TV isn't anything like real life. Was there photo or video surveillance? If not, how good was the description? Was the perpetrator still near the location? How many people do you need to search to find a match? How many cops and how much time do you expect to be assigned to this?
Like I said, even if the police do find and arrest this person, it's still up to the courts to prosecute. It's a lot of work between the court proceedings with testimonies and evaluations to get a conviction. Some regions like California are very reluctant to bring charges and just release them instead, which is why police will avoid dealing with the matter in the first place.
I am not sure what you are arguing for. We should not have asked a police for help because we should have known that their job is hard to do efficiently and their workplace contains office politics?

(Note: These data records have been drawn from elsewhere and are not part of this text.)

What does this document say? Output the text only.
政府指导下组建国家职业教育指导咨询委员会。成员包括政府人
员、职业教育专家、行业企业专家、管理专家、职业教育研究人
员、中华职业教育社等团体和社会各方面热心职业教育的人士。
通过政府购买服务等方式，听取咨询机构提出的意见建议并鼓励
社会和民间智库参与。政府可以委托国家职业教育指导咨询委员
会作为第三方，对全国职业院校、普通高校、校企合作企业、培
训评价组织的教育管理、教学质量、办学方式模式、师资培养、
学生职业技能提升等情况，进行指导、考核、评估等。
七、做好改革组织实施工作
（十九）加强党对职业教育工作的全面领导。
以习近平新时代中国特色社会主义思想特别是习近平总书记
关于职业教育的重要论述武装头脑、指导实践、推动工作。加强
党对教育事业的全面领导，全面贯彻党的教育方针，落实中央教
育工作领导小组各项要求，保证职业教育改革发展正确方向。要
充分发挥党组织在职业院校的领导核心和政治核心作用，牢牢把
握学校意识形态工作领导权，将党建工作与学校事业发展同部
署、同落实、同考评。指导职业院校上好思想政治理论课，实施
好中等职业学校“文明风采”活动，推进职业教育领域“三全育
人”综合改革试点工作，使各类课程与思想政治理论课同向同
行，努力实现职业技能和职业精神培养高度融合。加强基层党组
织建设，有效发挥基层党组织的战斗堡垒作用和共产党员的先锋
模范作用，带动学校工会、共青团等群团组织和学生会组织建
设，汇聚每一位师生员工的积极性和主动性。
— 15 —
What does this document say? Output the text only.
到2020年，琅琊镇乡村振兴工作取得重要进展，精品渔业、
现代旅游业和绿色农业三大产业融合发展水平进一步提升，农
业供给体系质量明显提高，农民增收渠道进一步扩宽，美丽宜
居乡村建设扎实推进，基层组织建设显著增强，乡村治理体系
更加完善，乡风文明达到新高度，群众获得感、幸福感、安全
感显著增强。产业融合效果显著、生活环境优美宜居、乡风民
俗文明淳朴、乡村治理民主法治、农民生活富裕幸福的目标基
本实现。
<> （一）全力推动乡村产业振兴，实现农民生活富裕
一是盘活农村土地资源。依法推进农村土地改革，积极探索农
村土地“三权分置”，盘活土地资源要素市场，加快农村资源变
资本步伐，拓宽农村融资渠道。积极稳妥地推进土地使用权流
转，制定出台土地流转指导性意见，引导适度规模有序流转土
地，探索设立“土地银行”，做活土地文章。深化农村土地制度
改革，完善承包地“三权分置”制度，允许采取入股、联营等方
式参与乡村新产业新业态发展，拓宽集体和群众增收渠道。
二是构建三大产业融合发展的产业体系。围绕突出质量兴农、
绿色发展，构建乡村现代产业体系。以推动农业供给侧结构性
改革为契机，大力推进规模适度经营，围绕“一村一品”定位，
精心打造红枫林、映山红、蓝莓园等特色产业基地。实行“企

That's their problem, not mine. As far as I'm concerned, police should do what they say they do on the tin. What happened was my friend got punched in the face and what we wanted was for the police to at least make it appear like they were interested in reducing the ambient amount of face punchings in their jurisdiction.
I'm arguing against the many comments in this thread that called the police a "worthless institution" because of some anecdotes, which is analogous to saying "sql is slow" because you particular query is slow; instead both subjects require thought about realistic scenarios and expectations to understand why things are the way they are.
> "appear like they were interested"
They're interested but they're not there to appease. As I already said several times before, police need laws and courts to back them up or their work is ineffective. You should contact your maylor and local DA about why that jurisdiction has so many face punchings by the homeless in the first place.